The Unworthy Last Supper | La Presse

I thought the controversy over the painting The Lord’s Supper during the opening ceremony of the Paris Olympics was going to fall after 48 hours. Oh no! Everyone continues to come up with their theory, their plea or their accusations.




I am taking advantage of the launch of Fierté Montréal this Thursday to delve into this thorny debate which brings together explosive elements.

Let us recall, for those who missed this painting, that it featured drag queens, but also the lesbian DJ Barbara Butch, the openly gay star dancer Germain Louvet and a child of about ten years old in a pose that had the appearance of the famous painting by Vinci.

MEP Marion Maréchal quickly denounced the “propaganda” woke and crude” of the ceremony. The Conference of Bishops of France deplored “the scenes of derision and mockery of Christianity”. For his part, Jean-Luc Mélenchon wrote on his blog: “What is the point of risking offending believers?”

Some countries censored these images during the broadcast of the ceremony. In others, it is no longer possible to watch this televised moment in replay.

First, the question everyone is asking is: was this really a representation of The Lord’s Supper by Leonardo da Vinci or rather by Feast of the gods, painting by Jan Harmensz van Bijlert? Participants in media and on social networks stated that it was clear to them that they had indeed participated in a painting representing The Lord’s Supper.

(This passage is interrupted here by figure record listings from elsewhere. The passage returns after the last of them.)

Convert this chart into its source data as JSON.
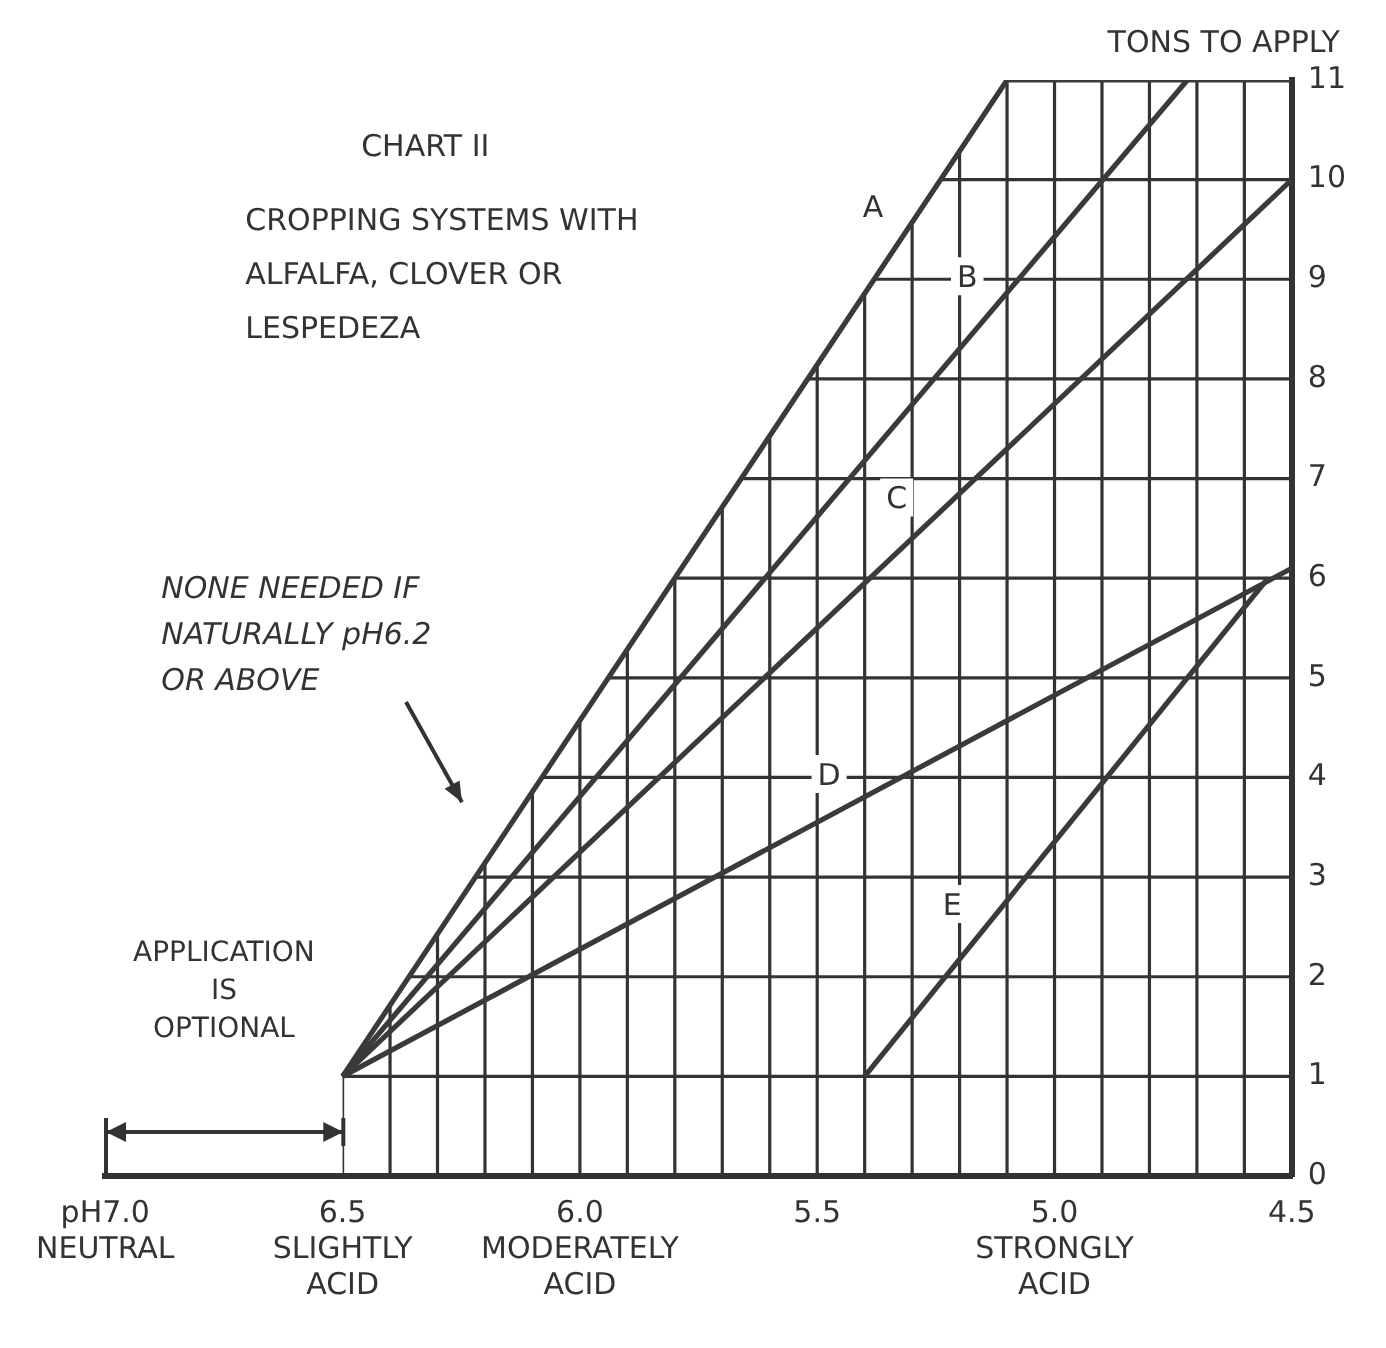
{
  "chart_data": {
    "type": "line",
    "title": "CHART II",
    "subtitle": "CROPPING SYSTEMS WITH\nALFALFA, CLOVER OR\nLESPEDEZA",
    "ylabel": "TONS TO APPLY",
    "annotations": [
      "NONE NEEDED IF\nNATURALLY pH6.2\nOR ABOVE",
      "APPLICATION\nIS\nOPTIONAL"
    ],
    "series": [
      {
        "name": "A",
        "color": "#3a3a3a",
        "x": [
          6.5,
          5.1,
          4.5
        ],
        "values": [
          1,
          11,
          11
        ]
      },
      {
        "name": "B",
        "color": "#3a3a3a",
        "x": [
          6.5,
          4.72
        ],
        "values": [
          1,
          11
        ]
      },
      {
        "name": "C",
        "color": "#3a3a3a",
        "x": [
          6.5,
          4.5
        ],
        "values": [
          1,
          10
        ]
      },
      {
        "name": "D",
        "color": "#3a3a3a",
        "x": [
          6.5,
          4.5
        ],
        "values": [
          1,
          6.1
        ]
      },
      {
        "name": "E",
        "color": "#3a3a3a",
        "x": [
          5.4,
          4.55
        ],
        "values": [
          1,
          6
        ]
      }
    ],
    "xlim": [
      7.0,
      4.5
    ],
    "xticks": [
      {
        "value": 7.0,
        "label": "pH7.0\nNEUTRAL"
      },
      {
        "value": 6.5,
        "label": "6.5\nSLIGHTLY\nACID"
      },
      {
        "value": 6.4,
        "label": null
      },
      {
        "value": 6.3,
        "label": null
      },
      {
        "value": 6.2,
        "label": null
      },
      {
        "value": 6.1,
        "label": null
      },
      {
        "value": 6.0,
        "label": "6.0\nMODERATELY\nACID"
      },
      {
        "value": 5.9,
        "label": null
      },
      {
        "value": 5.8,
        "label": null
      },
      {
        "value": 5.7,
        "label": null
      },
      {
        "value": 5.6,
        "label": null
      },
      {
        "value": 5.5,
        "label": "5.5"
      },
      {
        "value": 5.4,
        "label": null
      },
      {
        "value": 5.3,
        "label": null
      },
      {
        "value": 5.2,
        "label": null
      },
      {
        "value": 5.1,
        "label": null
      },
      {
        "value": 5.0,
        "label": "5.0\nSTRONGLY\nACID"
      },
      {
        "value": 4.9,
        "label": null
      },
      {
        "value": 4.8,
        "label": null
      },
      {
        "value": 4.7,
        "label": null
      },
      {
        "value": 4.6,
        "label": null
      },
      {
        "value": 4.5,
        "label": "4.5"
      }
    ],
    "ylim": [
      0,
      11
    ],
    "yticks": [
      0,
      1,
      2,
      3,
      4,
      5,
      6,
      7,
      8,
      9,
      10,
      11
    ],
    "grid": true,
    "legend": false,
    "marker": "none",
    "line_style": "solid"
  }
}
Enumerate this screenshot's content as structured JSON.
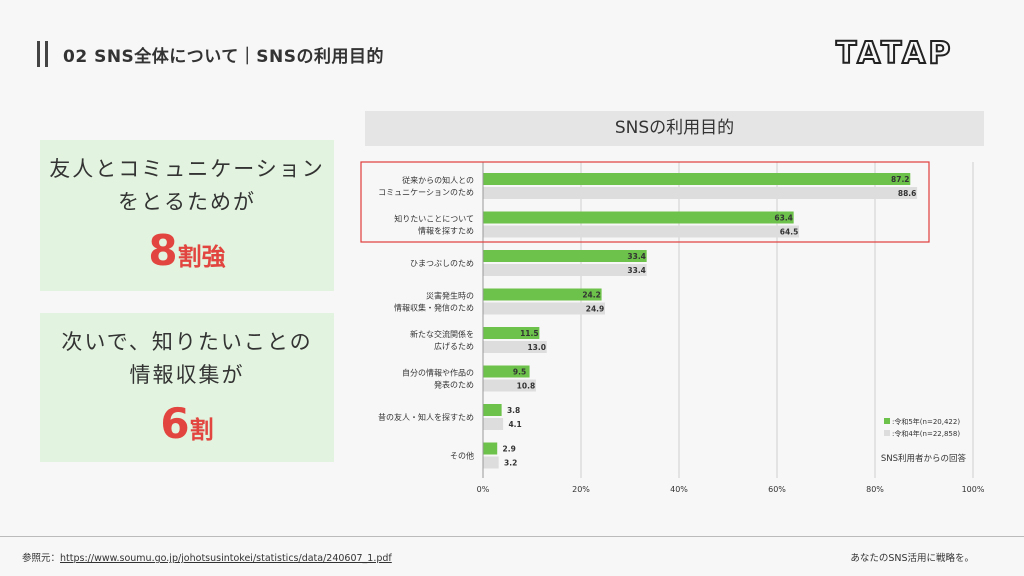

Faced with this outcry, the artistic director of the opening ceremony, Thomas Jolly, defended himself on Sunday by stating that The Lord’s Supper was not part of his inspirations and that he had wanted to create “a great pagan festival linked to the gods of Olympus”.

It’s crazy how a live image can have another weight once frozen and filtered by commentators.

I rewatched this entire sequence that marks the beginning of the fashion show. We see DJ Barbara Butch in front of her turntables with participants at her sides who vaguely evoke The Lord’s Supper (they are in front of a footbridge that serves as a table). We swing Andy Rita Mitsouko and the models arrive. It lasts about twenty seconds.

About forty minutes later, we find the same participants with the singer Philippe Katerine in the foreground who personifies Dionysus. There, we are totally in the picture Feast of the gods.

Representations of The Lord’s Supperthere have been tons of them in theater, cinema and advertising. In 1998, Volkswagen even created an advertising campaign inspired by the famous painting. It showed a group of men seated around a table with the words: “My friends, let us rejoice, because a new Golf has been born.” Still…

This iconic image has entered popular culture. It belongs to no one. And its transformation (in this case) does no harm to anyone, especially not to the all-powerful Catholic religion.

Basically, it’s not that we’ve done yet another performance of The Lord’s Supper that bothers. It is the presence of queer people that scratches some minds. The strong popularity of drag queens revives a background of homophobia that was dormant.

How many emails have I received from readers over the past few years saying: I have nothing against gays, but they should do their business discreetly! However, drag queens are the complete opposite of that. They are flamboyant and refuse invisibility. It is their choice.

The colorful characters we saw at the ceremony were the most harmless ones. DJ Barbara Butch made a heart shape with her fingers. What more could you want than that? A return of Fanfreluche?

What the critics of the right and the far right are trying to do at the moment is a political recovery of a ceremony that they accuse of being… too political.

Do you want me to tell you what I find really scandalous? It is not seeing a lesbian with a crown on her head who thinks she is Jesus. It is seeing the hundreds of millions of dollars that the Church pays to the victims of its priests, it is seeing that men and women live with wounds so deep that they are unspeakable, with a childhood stolen and a dignity ripped away.

That revolts me much more than drag queens who repeat the famous pose of Vinci for 20 seconds to make us dance and entertain us.

Thomas Jolly is far too intelligent a man not to know what he was doing. He was aware that he was walking a tightrope. He was balancing with the painting of Marie Antoinette, just as he was with the scene where three young people flirt in a library before forming a trio and having sex.

The director, who was bullied as a child, may have shocked some people and forced them to do a backflip on their values, but he has splendidly reminded us what art is for.

On that, I award him the gold medal for audacity.